Note: this book was originally titled Software Tools in JavaScript. The title has been changed to better reflect its content and intention.

Author

Greg Wilson has worked in industry and academia for 35 years, and is the author, co-author, or editor of several books, including Beautiful Code, The Architecture of Open Source Applications, JavaScript for Data Science, Teaching Tech Together, and Research Software Engineering with Python. He was the co-founder and first Executive Director of Software Carpentry and received ACM SIGSOFT's Influential Educator Award in 2020.

FAQ

  • Is this done yet? Almost: what we have now is a complete, usable draft.

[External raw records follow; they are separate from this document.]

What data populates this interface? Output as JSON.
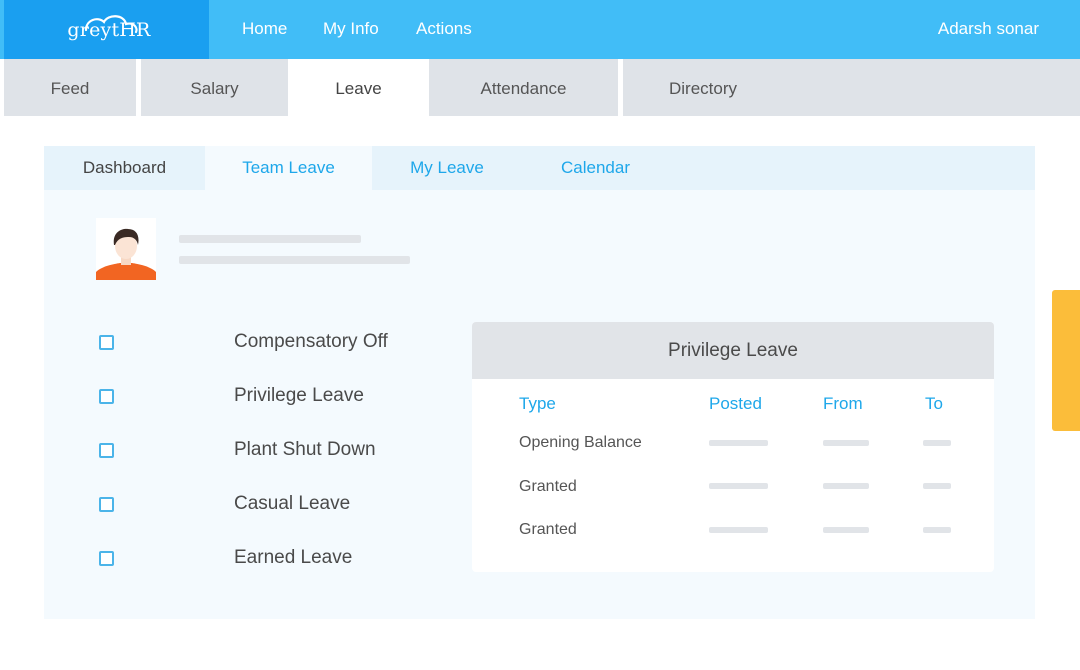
{
  "brand": {
    "logo_text": "greytHR"
  },
  "topnav": {
    "items": [
      "Home",
      "My Info",
      "Actions"
    ],
    "user_name": "Adarsh sonar"
  },
  "main_tabs": {
    "items": [
      "Feed",
      "Salary",
      "Leave",
      "Attendance",
      "Directory"
    ],
    "active": "Leave"
  },
  "sub_tabs": {
    "items": [
      "Dashboard",
      "Team Leave",
      "My Leave",
      "Calendar"
    ],
    "active": "Team Leave"
  },
  "leave_types": [
    "Compensatory Off",
    "Privilege Leave",
    "Plant Shut Down",
    "Casual Leave",
    "Earned Leave"
  ],
  "detail_card": {
    "title": "Privilege Leave",
    "columns": [
      "Type",
      "Posted",
      "From",
      "To"
    ],
    "rows": [
      "Opening Balance",
      "Granted",
      "Granted"
    ]
  },
  "colors": {
    "header_blue": "#41bdf7",
    "logo_blue": "#1a9ff0",
    "link_blue": "#1ea7ea",
    "accent_yellow": "#fbbd3a",
    "avatar_shirt": "#f26522"
  }
}
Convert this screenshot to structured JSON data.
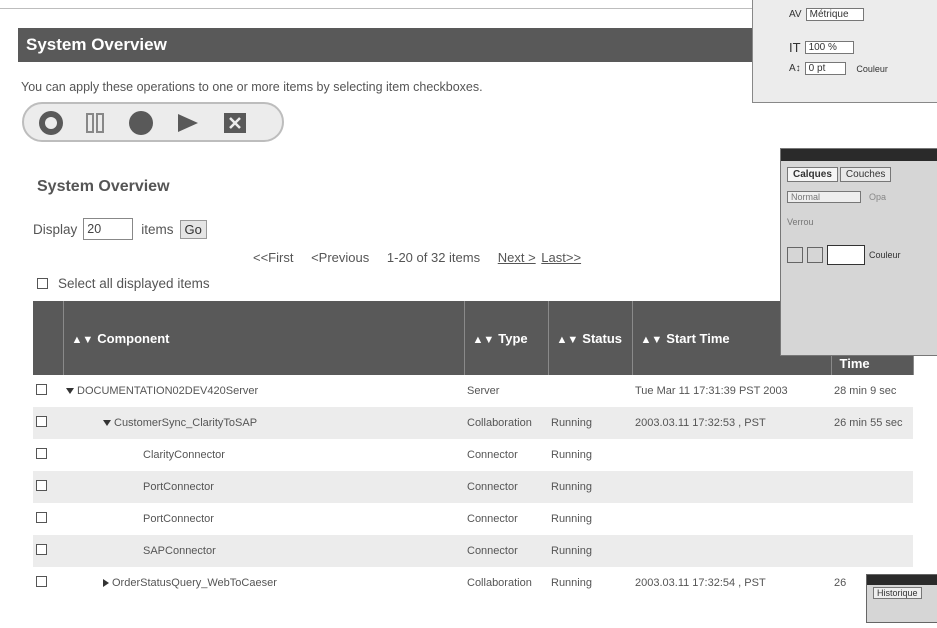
{
  "page": {
    "title": "System Overview",
    "help_text": "You can apply these operations to one or more items by selecting item checkboxes."
  },
  "panel": {
    "title": "System Overview",
    "display_label": "Display",
    "display_value": "20",
    "items_label": "items",
    "go_label": "Go",
    "pager": {
      "first": "<<First",
      "previous": "<Previous",
      "range": "1-20 of 32 items",
      "next": "Next >",
      "last": "Last>>"
    },
    "select_all": "Select all displayed items"
  },
  "table": {
    "headers": {
      "component": "Component",
      "type": "Type",
      "status": "Status",
      "start_time": "Start Time",
      "time": "Time"
    },
    "rows": [
      {
        "component": "DOCUMENTATION02DEV420Server",
        "type": "Server",
        "status": "",
        "start": "Tue Mar 11 17:31:39 PST 2003",
        "elapsed": "28 min 9 sec"
      },
      {
        "component": "CustomerSync_ClarityToSAP",
        "type": "Collaboration",
        "status": "Running",
        "start": "2003.03.11 17:32:53 , PST",
        "elapsed": "26 min 55 sec"
      },
      {
        "component": "ClarityConnector",
        "type": "Connector",
        "status": "Running",
        "start": "",
        "elapsed": ""
      },
      {
        "component": "PortConnector",
        "type": "Connector",
        "status": "Running",
        "start": "",
        "elapsed": ""
      },
      {
        "component": "PortConnector",
        "type": "Connector",
        "status": "Running",
        "start": "",
        "elapsed": ""
      },
      {
        "component": "SAPConnector",
        "type": "Connector",
        "status": "Running",
        "start": "",
        "elapsed": ""
      },
      {
        "component": "OrderStatusQuery_WebToCaeser",
        "type": "Collaboration",
        "status": "Running",
        "start": "2003.03.11 17:32:54 , PST",
        "elapsed": "26"
      }
    ]
  },
  "overlay": {
    "metric": "Métrique",
    "scale": "100 %",
    "baseline": "0 pt",
    "color_label": "Couleur",
    "tab_layers": "Calques",
    "tab_channels": "Couches",
    "blend_mode": "Normal",
    "opacity_label": "Opa",
    "lock_label": "Verrou",
    "layer_name": "Couleur",
    "history_label": "Historique"
  }
}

  • Why did you start this project? Because most books with the words "software design" or "software architecture" in their titles spend most of their pages telling readers how to describe a design, but don't actually describe the designs of real systems. Beautiful Code and The Architecture of Open Source Applications were intended to fill this gap, but were too wide-ranging to be useful as textbooks. We hope that using one language (modern command-line JavaScript with Node.js) and one problem domain (software engineering tools) will make this book more approachable to junior programmers.

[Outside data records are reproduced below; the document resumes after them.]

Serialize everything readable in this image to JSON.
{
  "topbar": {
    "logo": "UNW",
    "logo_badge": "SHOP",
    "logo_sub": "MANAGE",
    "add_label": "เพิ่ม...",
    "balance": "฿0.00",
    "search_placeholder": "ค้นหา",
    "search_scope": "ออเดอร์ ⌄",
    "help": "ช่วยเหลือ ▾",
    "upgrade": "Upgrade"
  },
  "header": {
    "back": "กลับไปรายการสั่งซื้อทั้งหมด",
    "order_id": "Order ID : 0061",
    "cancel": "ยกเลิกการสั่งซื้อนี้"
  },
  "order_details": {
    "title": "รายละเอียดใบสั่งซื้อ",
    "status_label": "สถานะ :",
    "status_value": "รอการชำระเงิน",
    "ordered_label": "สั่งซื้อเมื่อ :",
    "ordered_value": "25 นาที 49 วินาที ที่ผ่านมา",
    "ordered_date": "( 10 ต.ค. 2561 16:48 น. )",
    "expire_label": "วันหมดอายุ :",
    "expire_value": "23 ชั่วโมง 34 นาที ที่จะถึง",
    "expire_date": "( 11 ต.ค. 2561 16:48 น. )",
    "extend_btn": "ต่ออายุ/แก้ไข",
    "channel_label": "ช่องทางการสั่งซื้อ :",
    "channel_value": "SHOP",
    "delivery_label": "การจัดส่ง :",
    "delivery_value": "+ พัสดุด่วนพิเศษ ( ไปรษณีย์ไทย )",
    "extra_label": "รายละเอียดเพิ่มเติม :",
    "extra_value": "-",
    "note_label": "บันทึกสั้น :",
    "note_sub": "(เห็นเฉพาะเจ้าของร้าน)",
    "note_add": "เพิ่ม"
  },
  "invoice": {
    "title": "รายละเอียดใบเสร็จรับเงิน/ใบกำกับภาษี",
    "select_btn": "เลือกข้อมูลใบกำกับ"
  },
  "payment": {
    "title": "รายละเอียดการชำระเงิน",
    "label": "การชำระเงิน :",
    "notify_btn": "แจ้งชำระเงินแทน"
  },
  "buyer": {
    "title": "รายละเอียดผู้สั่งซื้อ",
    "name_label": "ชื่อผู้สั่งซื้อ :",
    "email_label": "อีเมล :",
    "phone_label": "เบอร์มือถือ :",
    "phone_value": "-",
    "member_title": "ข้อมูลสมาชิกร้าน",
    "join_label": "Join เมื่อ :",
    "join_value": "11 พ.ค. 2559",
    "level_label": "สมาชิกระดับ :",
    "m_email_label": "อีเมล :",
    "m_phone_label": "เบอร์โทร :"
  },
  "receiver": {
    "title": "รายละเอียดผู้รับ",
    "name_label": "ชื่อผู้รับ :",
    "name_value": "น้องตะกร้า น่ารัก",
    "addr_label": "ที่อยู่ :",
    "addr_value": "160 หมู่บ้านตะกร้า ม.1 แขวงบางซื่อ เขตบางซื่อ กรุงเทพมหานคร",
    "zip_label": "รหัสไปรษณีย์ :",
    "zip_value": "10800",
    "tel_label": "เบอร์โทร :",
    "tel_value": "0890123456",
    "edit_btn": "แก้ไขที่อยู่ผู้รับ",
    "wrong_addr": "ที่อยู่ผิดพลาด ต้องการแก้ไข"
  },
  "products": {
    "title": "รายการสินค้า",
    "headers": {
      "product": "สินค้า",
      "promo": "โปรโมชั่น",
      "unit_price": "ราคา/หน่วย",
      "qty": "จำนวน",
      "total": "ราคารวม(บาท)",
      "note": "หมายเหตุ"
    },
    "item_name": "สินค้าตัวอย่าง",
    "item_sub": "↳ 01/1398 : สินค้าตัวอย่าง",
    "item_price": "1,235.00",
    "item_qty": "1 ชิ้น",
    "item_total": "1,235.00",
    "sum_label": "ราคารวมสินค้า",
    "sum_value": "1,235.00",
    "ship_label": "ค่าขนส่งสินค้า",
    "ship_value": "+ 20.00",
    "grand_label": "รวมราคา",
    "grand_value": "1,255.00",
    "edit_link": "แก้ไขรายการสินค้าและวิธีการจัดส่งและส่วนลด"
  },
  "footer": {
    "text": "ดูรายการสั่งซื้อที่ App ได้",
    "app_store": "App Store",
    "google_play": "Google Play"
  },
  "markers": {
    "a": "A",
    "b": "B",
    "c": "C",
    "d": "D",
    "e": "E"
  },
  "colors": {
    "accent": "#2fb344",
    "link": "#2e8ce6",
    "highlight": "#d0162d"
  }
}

  • How long did it take you to write this? An average of four or five hours a week over the course of a year. The code and point-form notes came first; once that had settled down, it only took an hour a day for five weeks to turn the notes into prose and draw the diagrams.

  • Why JavaScript?

    1. Forty years ago, Donald Knuth said that Pascal was every programmer's second language. The same is now true of JavaScript: it's the one language that every developer needs to know a little of.
    2. We hope there will be a second volume that will show readers how the components of a modern web stack work. JavaScript is the only realistic choice for the front-end tools that will be part of that.
    3. We wanted to learn more JavaScript than co-authoring JavaScript for Data Science taught us.
  • What about doing a Python or TypeScript version? Or a Spanish one? Translations into other languages (both human and machine) would be very welcome: please get in touch if you're interested.

  • I'm teaching a programming class: can I use this, and if so, how?

    1. The answer to the first part is "yes please". All of this material is covered by an open license, so as long as you acknowledge the original source (e.g., by providing a link back), you can use it in whole or in part, as-is or with modification.
    2. "How" depends on what you're teaching. This material isn't suitable for a first course on programming or on JavaScript, but should provide lots of material for an undergraduate course on software design or software engineering at the third- or fourth-year level. Students can tackle the exercises at the end of each chapter or write and explain small tools of their own.
    3. If you're interested, I'm very happy to chat. I'm also happy to give a guest lecture in your software engineering class about software design, how to run a meeting, and/or life in industry.
  • Do you want a chapter on X? Possibly: as we said above, we would like the second volume to show people how to build things like a simple relational database or document database, an HTTP server, a basic authentication and identity management package, an issue tracker, and so on. If you are interested, please get in touch.

  • Why are you using your own formatting tools? Believe me, I've tried the alternatives. Static site generators like Jekyll, Pelican, and Hugo don't support numbered cross-references, while tools like Bookdown and Jupyter Book have complex tech stacks: figuring out whether a problem is in the source document, a Pandoc template, a LaTeX template, or somewhere else entirely is very frustrating. Ivy, BeautifulSoup, and 700 lines of Python aren't ideal, but they've proven to be less painful than the alternatives.